Levies for Seattle libraries, King County Parks passing in early results
A pair of potentially controversial measures were approved by voters Tuesday, related to funding for Seattle’s public libraries, and King County’s parks.
Approval of Seattle Proposition 1 was ahead Tuesday night with 73 percent approval. The proposition is a $219 million library levy sent to the ballot by Seattle City Council in April. It replaces an expiring $123 million levy that lapses at the end of 2019. Mayor Jenny Durkan announced plans back in March to use $8 million of the new levy to eliminate Seattle Public Library fines for late items.
The levy also funds renovations and maintenance, and invests in library collections and technology services, among other needs.
City Council voted in April to tack on an additional $5.8 million, covering a measure to keep 26 library branches open for an extra hour between Monday and Thursday, developing a Community Resource Specialist program for connecting homeless library patrons with resources, and an expansion of the popular “Play and Learn” program.
“By renewing our shared investments in The Seattle Public Library, we can lift up the places where communities come together, open up doors to learning, and make Seattle a more equitable place to live,” Mayor Durkan said in a March news release.

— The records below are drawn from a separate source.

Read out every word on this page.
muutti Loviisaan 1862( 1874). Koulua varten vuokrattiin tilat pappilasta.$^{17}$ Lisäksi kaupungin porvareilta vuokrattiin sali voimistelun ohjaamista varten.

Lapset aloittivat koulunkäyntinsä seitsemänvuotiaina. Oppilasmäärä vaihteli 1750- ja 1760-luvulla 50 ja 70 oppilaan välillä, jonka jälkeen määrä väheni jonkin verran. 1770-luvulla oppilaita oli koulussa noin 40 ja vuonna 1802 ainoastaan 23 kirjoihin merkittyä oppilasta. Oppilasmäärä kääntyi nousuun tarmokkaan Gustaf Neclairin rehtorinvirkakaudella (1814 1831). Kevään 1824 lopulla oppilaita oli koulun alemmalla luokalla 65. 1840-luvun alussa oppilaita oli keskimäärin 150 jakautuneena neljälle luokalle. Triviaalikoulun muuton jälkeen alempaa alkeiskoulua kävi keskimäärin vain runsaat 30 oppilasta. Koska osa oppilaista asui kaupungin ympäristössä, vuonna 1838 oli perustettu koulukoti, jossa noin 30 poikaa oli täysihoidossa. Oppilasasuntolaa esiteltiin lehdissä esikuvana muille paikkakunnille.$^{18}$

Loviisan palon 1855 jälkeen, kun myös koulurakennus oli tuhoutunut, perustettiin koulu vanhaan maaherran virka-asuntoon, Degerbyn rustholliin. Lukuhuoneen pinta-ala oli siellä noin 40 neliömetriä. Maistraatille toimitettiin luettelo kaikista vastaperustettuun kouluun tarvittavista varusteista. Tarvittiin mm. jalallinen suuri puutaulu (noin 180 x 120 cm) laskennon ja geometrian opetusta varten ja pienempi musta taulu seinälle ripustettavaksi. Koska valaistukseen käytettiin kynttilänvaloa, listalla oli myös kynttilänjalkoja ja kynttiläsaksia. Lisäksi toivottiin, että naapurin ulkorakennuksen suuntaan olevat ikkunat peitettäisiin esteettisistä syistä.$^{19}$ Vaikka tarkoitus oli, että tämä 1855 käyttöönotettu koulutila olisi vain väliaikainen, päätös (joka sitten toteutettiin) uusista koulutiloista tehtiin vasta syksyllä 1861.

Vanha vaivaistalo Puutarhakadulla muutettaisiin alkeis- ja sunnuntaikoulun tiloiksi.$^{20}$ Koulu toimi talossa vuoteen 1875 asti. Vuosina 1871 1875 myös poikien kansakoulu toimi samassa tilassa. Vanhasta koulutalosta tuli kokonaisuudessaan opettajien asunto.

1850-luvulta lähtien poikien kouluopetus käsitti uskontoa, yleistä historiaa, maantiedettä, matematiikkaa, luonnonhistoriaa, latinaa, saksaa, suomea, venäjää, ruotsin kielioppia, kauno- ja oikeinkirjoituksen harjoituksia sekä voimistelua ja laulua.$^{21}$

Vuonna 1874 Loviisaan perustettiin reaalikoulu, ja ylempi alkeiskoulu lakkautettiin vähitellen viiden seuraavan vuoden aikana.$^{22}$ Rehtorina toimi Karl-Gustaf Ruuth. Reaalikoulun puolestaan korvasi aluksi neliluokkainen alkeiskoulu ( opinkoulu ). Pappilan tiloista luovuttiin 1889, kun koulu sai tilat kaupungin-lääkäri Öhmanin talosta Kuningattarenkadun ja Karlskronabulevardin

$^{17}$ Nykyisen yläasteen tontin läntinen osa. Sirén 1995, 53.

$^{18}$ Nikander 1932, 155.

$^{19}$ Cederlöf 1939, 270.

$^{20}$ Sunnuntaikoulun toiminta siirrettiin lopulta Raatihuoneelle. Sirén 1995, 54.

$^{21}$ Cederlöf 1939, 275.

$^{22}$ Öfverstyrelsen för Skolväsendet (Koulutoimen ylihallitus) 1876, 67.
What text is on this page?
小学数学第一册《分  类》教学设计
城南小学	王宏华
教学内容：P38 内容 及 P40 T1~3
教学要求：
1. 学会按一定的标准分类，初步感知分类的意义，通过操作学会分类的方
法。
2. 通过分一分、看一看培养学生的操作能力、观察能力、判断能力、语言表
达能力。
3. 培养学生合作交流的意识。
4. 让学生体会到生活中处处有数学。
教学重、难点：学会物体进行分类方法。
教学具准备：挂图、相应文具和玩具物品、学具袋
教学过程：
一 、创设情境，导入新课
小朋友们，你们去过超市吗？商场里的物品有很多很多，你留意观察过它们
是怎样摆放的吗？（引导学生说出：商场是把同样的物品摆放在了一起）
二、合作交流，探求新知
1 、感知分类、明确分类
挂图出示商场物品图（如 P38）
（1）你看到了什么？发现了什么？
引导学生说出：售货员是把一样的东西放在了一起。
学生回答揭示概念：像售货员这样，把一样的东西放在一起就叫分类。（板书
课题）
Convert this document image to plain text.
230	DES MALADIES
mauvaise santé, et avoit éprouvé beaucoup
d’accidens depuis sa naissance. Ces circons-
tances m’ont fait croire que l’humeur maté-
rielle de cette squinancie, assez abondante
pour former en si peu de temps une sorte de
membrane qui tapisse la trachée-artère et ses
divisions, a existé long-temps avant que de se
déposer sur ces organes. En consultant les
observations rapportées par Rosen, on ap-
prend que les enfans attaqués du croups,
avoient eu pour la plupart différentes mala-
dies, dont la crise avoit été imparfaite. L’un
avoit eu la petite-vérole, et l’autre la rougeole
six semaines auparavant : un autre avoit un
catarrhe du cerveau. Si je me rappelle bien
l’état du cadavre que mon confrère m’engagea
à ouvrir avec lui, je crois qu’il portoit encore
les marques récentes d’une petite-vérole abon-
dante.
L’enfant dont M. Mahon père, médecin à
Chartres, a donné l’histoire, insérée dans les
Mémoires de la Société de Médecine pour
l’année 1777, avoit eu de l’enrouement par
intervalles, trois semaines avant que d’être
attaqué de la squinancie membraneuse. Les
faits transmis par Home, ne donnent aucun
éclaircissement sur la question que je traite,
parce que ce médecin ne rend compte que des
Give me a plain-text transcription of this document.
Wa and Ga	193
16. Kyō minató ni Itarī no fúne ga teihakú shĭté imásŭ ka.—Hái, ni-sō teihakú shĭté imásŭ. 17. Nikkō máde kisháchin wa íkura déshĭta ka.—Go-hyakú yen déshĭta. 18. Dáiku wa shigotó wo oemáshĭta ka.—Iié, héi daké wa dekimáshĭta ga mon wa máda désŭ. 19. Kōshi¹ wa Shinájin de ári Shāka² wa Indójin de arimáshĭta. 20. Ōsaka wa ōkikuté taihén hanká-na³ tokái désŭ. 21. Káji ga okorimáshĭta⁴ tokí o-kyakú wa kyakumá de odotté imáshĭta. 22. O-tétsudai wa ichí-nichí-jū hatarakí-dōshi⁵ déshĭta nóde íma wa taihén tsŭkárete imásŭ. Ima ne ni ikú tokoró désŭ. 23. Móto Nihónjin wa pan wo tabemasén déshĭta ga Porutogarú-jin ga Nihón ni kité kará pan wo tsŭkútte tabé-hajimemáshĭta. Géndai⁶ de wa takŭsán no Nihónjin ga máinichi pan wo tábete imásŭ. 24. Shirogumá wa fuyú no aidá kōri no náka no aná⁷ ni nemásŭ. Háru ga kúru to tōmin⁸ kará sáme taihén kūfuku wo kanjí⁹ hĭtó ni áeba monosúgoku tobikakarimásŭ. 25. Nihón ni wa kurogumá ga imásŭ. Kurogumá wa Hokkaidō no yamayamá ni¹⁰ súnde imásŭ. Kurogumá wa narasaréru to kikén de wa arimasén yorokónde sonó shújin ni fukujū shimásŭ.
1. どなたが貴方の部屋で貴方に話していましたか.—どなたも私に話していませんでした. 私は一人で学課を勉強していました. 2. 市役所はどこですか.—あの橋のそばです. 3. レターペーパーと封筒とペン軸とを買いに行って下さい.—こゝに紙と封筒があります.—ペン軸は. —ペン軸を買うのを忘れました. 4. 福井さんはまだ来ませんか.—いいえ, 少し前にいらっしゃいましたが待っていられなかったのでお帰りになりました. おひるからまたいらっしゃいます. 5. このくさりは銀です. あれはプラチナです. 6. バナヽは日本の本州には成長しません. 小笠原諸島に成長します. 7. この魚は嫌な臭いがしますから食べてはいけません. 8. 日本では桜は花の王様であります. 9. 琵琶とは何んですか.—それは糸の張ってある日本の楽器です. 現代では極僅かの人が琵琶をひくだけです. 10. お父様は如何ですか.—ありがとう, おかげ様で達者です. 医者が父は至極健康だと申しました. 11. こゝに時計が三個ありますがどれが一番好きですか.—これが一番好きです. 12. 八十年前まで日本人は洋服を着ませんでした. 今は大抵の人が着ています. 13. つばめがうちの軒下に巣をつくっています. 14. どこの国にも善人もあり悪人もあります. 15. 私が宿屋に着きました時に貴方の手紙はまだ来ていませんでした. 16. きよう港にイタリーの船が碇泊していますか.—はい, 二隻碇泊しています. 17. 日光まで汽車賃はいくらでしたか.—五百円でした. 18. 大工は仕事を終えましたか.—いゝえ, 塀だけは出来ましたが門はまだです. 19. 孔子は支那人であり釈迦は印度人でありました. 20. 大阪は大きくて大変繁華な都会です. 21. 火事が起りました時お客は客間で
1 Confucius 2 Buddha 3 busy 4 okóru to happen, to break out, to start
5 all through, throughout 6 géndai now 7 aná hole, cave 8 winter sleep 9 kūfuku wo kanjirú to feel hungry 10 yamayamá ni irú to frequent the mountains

The money will be collected through a seven-year, $213 million property-tax levy. It will cost a median value homeowner approximately $7 per month, according to the mayor’s office, $1.58 per month more than the current levy.
Good news for King County parks
Initial ballot results also indicated that King County Proposition 1 will be approved by voters, passing with 67 percent approval. The levy will provide roughly 80 percent of funding for parks across King County, as well as trails, public pools, zoo operations, and more.
It OKs an added six-year property tax starting in 2020 of approximately 18 cents per $1,000 of assessed valuation.